DOI: 10.1016/j.prevetmed.2025.106529
Authors: Jason A. Galvis, Muhammed Y. Satici, Abagael L. Sykes, David Roberts, Gustavo Machado, North Carolina State University; Kathleen O’Hara, Lisa Rochette, U.S. Department of Agriculture
Published: April 3, 2025 in Preventive Veterinary Medicine
Abstract:
The introduction of African swine fever virus (ASFV) into uninfected countries can impact economic and animal welfare. Rapid detection and control of the outbreak contribute to successful eradication and promote business continuity. We developed a model to determine the number of samples, sample collectors, laboratory capacity, and processing times following an ASFV introduction into the U.S. We simulated the spread of ASFV in one densely populated swine state, generating a median of 27 (range = 1–68) outbreaks in 150 days, resulting 616 (range = 1–15,011) sampling events with a total of 3068 (range = 7–69,118) barns sampled.

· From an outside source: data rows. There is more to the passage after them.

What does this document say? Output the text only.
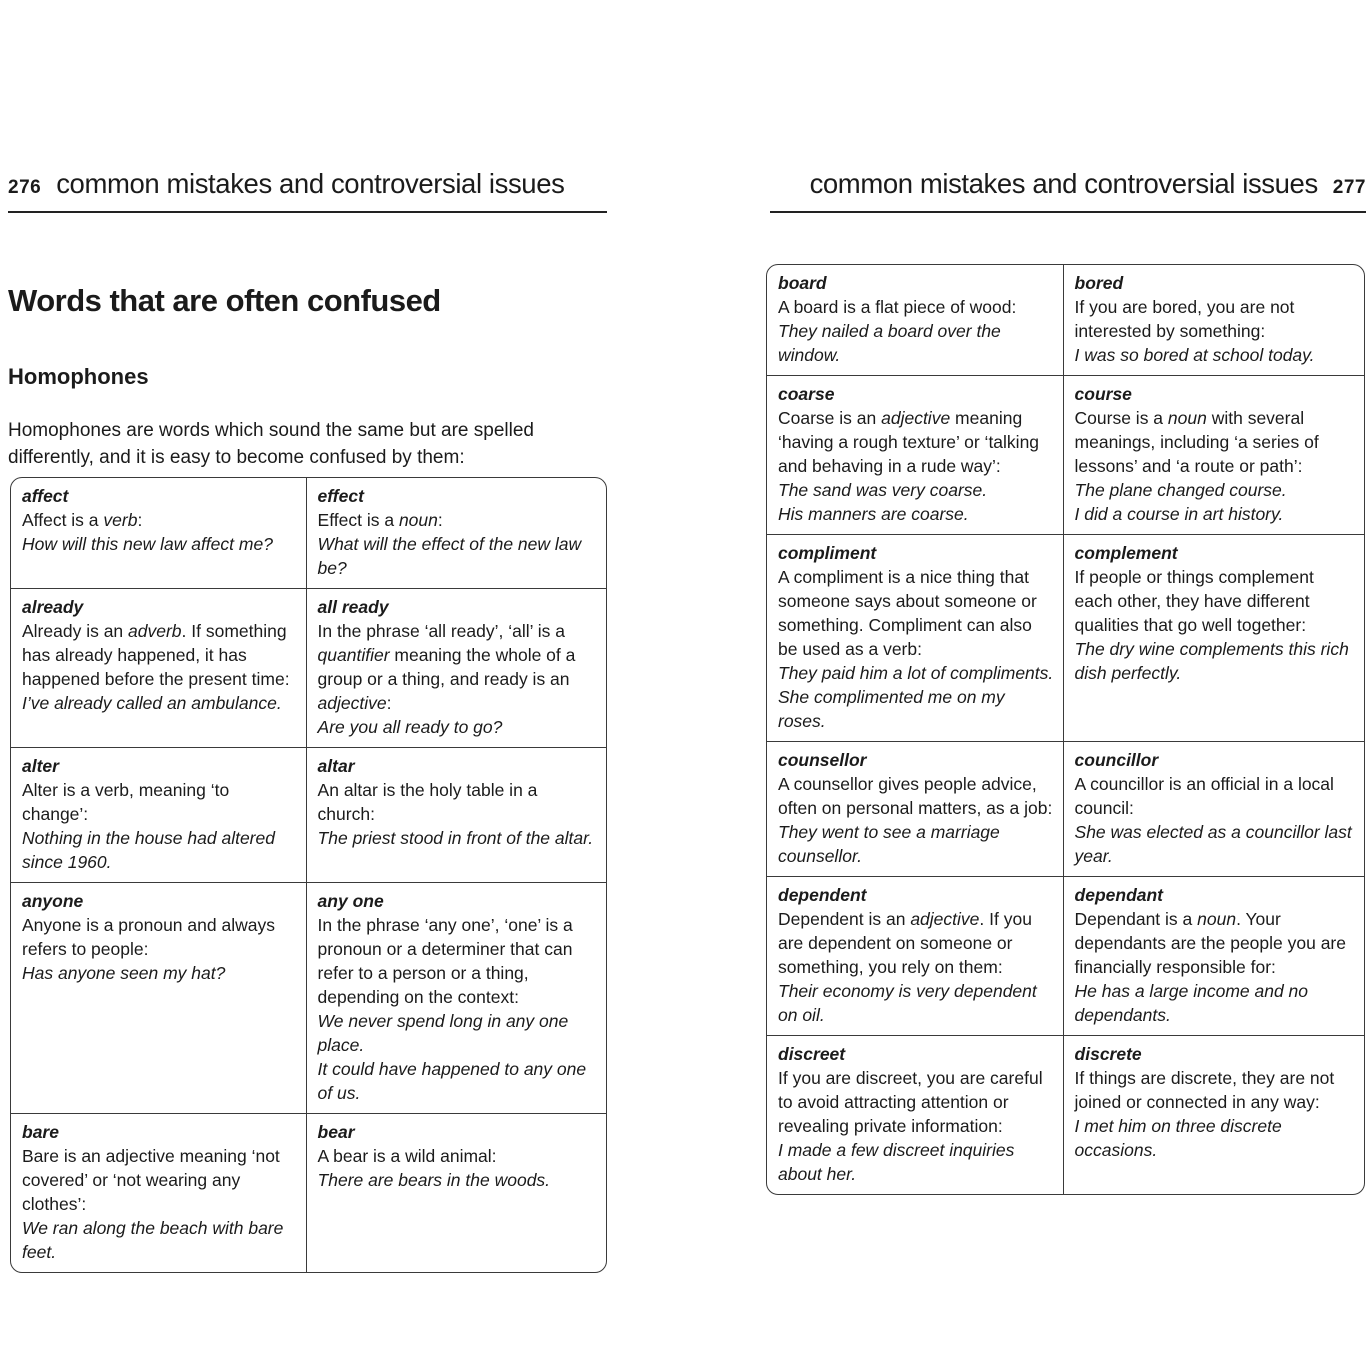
276 common mistakes and controversial issues	common mistakes and controversial issues 277
Words that are often confused
Homophones

Homophones are words which sound the same but are spelled differently, and it is easy to become confused by them:

affect

Affect is a verb:

How will this new law affect me?

effect

Effect is a noun:

What will the effect of the new law be?

already

Already is an adverb. If something has already happened, it has happened before the present time:

I’ve already called an ambulance.

all ready

In the phrase ‘all ready’, ‘all’ is a quantifier meaning the whole of a group or a thing, and ready is an adjective:

Are you all ready to go?

alter

Alter is a verb, meaning ‘to change’:

Nothing in the house had altered since 1960.

altar

An altar is the holy table in a church:

The priest stood in front of the altar.

anyone

Anyone is a pronoun and always refers to people:

Has anyone seen my hat?

any one

In the phrase ‘any one’, ‘one’ is a pronoun or a determiner that can refer to a person or a thing, depending on the context:

We never spend long in any one place.

It could have happened to any one of us.

bare

Bare is an adjective meaning ‘not covered’ or ‘not wearing any clothes’:

We ran along the beach with bare feet.

bear

A bear is a wild animal:

There are bears in the woods.

board

A board is a flat piece of wood:

They nailed a board over the window.

bored

If you are bored, you are not interested by something:

I was so bored at school today.

coarse

Coarse is an adjective meaning ‘having a rough texture’ or ‘talking and behaving in a rude way’:

The sand was very coarse.

His manners are coarse.

course

Course is a noun with several meanings, including ‘a series of lessons’ and ‘a route or path’:

The plane changed course.

I did a course in art history.

compliment

A compliment is a nice thing that someone says about someone or something. Compliment can also be used as a verb:

They paid him a lot of compliments.

She complimented me on my roses.

complement

If people or things complement each other, they have different qualities that go well together:

The dry wine complements this rich dish perfectly.

counsellor

A counsellor gives people advice, often on personal matters, as a job:

They went to see a marriage counsellor.

councillor

A councillor is an official in a local council:

She was elected as a councillor last year.

dependent

Dependent is an adjective. If you are dependent on someone or something, you rely on them:

Their economy is very dependent on oil.

dependant

Dependant is a noun. Your dependants are the people you are financially responsible for:

He has a large income and no dependants.

discreet

If you are discreet, you are careful to avoid attracting attention or revealing private information:

I made a few discreet inquiries about her.

discrete

If things are discrete, they are not joined or connected in any way:

I met him on three discrete occasions.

We calculated the total sample collectors needed, considering daily working hours, sampling and driving time, and laboratory capabilities with and without blood sample pooling. Samples included 31 blood samples and five oral fluid samples per barn, which equal 84,830 (range = 52–2066,831) and 14,195 (range = 10–345,590) blood and oral fluid samples, respectively. The median number of sample collectors needed to prevent sampling delay varied from 136 to 367 and, in the worst epidemic scenarios, from 833 to 3115. Notably, excluding downtime–which prevented the sampler from visiting additional farms for 24 or 72 h–reduced the number of sample collectors needed between 28 % and 75 %, while switching from blood to oral fluid samples reduced this number between 47 % and 75 %. At a laboratory processing daily capacity of 1000 samples, the median days for sample processing without pooling were 92 days, with a maximum of 5.7 years. We demonstrated a need to redistribute 10,062 (range = 2–67,940) unprocessed samples daily to other laboratories to prevent processing delays. Our study addresses the challenge of efficiently organizing resources for managing a potential ASFV outbreak, providing information about the number of sample collectors and laboratory capacity needed for one densely populated swine region in the U.S.